Полиция предпочла проигнорировать и факсовое сообщение, присланное Джеймсом своему брату: «Уик-энд я собираюсь провести дома. Позвони, как только сможешь. С папой я обещал связаться в обед в воскресенье. Привет. Джеймс». Тот факт, что Джон звонил брату и, не дождавшись ответа, не был удивлен отсутствием Джеймса, можно было предвидеть. Правда, остается неясным, зачем человек, виновный в такой крупной краже, стал бы затевать подобную игру с родственниками. Особенно непонятной становится вся затея, если учесть, что Джеймс действительно обещал отцу позвонить ему в воскресенье (это подтверждается и словами самого Кеннета, и показаниями детектора лжи), а Джон принимал активное участие в обсуждении бронирования банкетного зала для рубиновой свадьбы родителей. Правда, если бы Джон и Кеннет были более настойчивы и попытались все же соединиться с Джеймсом, как и было оговорено, то, может быть, об исчезновении Стритера стало бы известно немного раньше.
Семейство Стритер в защиту сына выдвигает некую теорию заговора. По их предположению выходит, что некая личность, занимающая более высокое положение, чем Джеймс, и имеющая доступ к секретным документам, не пожелала своего разоблачения. Однако никаких доказательств Стритеры не смогли представить, и их стремление оставить имя сына незапятнанным кажется безнадежным. Как ни печально, версии о заговорах более уместны в художественной литературе, нежели в жизни. При объективном рассмотрении фактов становится понятным, что Джеймс Стритер все же украл эти десять миллионов фунтов, а потом сбежал, оставив свою семью пожинать горькие плоды своего предательства.

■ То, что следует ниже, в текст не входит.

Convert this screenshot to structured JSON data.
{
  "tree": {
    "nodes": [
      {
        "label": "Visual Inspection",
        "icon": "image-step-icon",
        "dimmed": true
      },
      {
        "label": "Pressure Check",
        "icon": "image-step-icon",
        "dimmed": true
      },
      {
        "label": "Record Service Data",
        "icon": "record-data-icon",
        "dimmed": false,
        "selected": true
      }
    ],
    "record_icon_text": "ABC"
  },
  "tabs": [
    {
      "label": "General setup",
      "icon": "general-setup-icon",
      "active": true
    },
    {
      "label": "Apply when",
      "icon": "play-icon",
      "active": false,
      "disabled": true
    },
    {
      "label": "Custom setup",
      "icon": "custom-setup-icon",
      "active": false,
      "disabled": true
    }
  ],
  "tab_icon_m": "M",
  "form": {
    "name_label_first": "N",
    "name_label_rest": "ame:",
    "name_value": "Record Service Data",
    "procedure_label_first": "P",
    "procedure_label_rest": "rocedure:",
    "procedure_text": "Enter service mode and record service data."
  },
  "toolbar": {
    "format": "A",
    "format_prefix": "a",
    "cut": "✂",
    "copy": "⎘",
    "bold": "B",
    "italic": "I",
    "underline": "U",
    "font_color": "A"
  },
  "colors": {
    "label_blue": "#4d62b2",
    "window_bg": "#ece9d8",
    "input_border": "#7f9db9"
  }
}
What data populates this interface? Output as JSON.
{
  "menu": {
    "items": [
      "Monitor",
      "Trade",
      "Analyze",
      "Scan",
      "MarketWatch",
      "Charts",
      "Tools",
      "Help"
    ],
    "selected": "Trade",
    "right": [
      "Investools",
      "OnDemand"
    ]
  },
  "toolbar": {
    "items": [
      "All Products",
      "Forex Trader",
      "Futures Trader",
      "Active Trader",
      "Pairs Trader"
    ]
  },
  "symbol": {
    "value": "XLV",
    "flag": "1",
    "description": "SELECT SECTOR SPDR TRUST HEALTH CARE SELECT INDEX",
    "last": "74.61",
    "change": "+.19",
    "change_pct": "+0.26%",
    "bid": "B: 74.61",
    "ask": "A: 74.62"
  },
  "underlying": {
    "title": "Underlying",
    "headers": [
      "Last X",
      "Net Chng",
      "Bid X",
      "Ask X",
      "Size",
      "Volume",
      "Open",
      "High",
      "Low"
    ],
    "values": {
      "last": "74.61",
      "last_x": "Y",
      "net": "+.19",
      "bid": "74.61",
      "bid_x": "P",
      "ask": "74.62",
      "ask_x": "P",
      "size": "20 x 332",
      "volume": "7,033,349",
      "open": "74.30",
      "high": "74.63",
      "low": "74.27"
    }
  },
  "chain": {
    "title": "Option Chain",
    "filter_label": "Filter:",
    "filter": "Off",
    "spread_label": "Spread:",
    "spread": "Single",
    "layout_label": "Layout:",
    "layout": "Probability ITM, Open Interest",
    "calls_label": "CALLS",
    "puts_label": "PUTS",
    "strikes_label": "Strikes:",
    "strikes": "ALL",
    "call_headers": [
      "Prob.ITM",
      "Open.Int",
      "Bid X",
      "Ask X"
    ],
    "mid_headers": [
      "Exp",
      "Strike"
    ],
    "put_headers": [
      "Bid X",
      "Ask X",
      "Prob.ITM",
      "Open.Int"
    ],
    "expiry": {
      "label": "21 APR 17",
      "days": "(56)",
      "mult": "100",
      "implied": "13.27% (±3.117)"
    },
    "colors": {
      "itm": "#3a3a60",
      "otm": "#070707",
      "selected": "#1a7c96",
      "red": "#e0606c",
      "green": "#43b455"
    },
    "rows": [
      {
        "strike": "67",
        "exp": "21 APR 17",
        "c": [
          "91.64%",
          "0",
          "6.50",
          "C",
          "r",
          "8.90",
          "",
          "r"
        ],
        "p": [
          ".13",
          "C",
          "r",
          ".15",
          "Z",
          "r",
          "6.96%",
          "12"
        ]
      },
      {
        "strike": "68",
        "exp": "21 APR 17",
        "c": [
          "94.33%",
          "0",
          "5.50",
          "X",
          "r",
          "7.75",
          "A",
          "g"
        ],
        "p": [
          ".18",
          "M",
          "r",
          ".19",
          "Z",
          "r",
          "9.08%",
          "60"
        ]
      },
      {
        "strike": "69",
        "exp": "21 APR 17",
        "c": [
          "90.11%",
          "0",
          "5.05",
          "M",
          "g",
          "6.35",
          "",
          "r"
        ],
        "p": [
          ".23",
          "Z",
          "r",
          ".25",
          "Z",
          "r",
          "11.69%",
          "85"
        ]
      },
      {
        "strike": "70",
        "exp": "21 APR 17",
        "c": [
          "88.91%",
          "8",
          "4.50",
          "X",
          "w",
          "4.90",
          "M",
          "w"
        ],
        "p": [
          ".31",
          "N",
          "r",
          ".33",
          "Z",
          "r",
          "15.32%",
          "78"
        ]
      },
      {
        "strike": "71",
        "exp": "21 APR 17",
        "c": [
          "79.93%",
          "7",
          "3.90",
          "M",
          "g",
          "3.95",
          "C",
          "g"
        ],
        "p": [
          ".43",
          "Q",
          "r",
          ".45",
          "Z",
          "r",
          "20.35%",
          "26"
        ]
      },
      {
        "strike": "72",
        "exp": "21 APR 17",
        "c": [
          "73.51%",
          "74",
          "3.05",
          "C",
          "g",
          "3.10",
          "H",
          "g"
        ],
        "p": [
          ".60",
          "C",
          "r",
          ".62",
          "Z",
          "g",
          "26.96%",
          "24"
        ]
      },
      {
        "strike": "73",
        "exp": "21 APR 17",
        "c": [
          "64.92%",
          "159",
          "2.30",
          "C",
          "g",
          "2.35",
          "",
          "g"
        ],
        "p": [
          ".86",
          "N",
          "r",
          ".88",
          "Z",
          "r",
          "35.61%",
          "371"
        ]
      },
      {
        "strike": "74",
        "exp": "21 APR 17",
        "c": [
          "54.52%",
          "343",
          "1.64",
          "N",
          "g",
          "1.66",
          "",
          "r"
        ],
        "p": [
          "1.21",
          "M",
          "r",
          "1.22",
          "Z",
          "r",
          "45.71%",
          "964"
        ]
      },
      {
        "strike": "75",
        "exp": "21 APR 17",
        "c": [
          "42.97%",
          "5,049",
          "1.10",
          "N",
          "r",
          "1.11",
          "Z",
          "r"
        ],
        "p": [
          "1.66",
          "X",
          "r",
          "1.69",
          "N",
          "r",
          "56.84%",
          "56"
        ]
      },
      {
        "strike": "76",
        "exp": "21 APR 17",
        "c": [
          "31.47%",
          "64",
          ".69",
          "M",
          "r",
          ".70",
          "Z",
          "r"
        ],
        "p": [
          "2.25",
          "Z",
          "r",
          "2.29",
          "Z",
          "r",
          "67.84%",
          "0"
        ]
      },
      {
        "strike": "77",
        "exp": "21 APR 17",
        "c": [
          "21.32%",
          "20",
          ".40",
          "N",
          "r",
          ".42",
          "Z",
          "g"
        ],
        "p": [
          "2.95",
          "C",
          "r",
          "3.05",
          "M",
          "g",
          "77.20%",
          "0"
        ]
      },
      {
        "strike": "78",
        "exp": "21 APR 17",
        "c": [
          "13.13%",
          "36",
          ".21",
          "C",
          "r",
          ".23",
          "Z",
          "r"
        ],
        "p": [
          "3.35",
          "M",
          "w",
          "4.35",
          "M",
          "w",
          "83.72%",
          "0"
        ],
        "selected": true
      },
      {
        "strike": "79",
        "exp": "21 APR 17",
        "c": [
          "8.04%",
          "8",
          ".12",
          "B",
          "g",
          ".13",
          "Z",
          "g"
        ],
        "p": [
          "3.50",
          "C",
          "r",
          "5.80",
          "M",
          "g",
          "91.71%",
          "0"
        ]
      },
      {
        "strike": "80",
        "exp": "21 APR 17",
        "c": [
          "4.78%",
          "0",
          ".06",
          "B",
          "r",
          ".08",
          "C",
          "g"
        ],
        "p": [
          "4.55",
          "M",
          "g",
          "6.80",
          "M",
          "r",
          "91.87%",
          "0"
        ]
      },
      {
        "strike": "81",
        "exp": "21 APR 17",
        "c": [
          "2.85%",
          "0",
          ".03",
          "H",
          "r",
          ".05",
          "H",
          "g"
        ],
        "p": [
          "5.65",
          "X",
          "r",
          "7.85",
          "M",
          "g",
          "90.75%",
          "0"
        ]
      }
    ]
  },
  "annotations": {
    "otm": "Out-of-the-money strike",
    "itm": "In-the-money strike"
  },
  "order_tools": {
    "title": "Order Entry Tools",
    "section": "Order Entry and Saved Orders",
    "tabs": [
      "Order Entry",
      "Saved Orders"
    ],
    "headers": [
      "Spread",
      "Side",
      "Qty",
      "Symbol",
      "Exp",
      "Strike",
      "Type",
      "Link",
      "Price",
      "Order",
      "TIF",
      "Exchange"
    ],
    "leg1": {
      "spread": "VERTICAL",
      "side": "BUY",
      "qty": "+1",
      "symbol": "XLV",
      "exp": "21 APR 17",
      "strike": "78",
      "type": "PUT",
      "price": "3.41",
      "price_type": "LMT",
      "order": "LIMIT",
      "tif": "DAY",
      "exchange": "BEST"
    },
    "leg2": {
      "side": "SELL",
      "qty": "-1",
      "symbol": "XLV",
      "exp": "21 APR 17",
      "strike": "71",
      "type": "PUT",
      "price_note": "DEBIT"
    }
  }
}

Несмотря на то, что семейство Стритер с этим не согласно, следует признать, что и Джеймс Стритер, и Питер Фентон добровольно исчезли из поля зрения остальных людей. Оба они были зрелыми мужчинами и имели семьи. Их исчезновение вызвало бурную реакцию, в результате чего были начаты тщательные расследования. Однако этого нельзя сказать о следующих примерах, касающихся «пропавших без вести». Здесь я имею в виду Трейси Дживонс, беспокойную пятнадцатилетнюю девушку
Глава вторая
Через полгода, в середине промозглого холодного декабря, когда знойный жаркий июнь сохранился лишь в воспоминаниях горожан, миссис Пауэлл позвонил журналист из «Стрит», самобытного политического журнала, отличающегося левыми взглядами. Они собирались опубликовать в ближайшем номере статью о нищих и бездомных, и интересовались, не согласится ли миссис Пауэлл дать небольшое интервью, посвященное Билли Блейку. Журналист назвался Майклом Диконом.
— Откуда у вас номер моего телефона? — подозрительно спросила женщина.
— Ну, его было не так сложно узнать. Полгода назад ваше имя и адрес мелькали во всех газетах, а у нас имеется телефонная книга.
— Я ничего нового не смогу рассказать вам, — хмыкнула миссис Пауэлл. — Полиции известно о нем куда больше, чем мне.
Однако журналист проявил изрядную настойчивость:
— Это не займет много времени, миссис Пауэлл. Может быть, я все же загляну к вам, скажем, завтра вечером? В восемь часов вас устроит?
— И что же вы хотите узнать о нем?
— Все, что вы сможете нам поведать. Я нахожу эту историю весьма трогательной. Кажется, никто не проявил участия к Билли, кроме вас. В полиции сказали, что вы взяли на себя даже оплату похорон. Зачем?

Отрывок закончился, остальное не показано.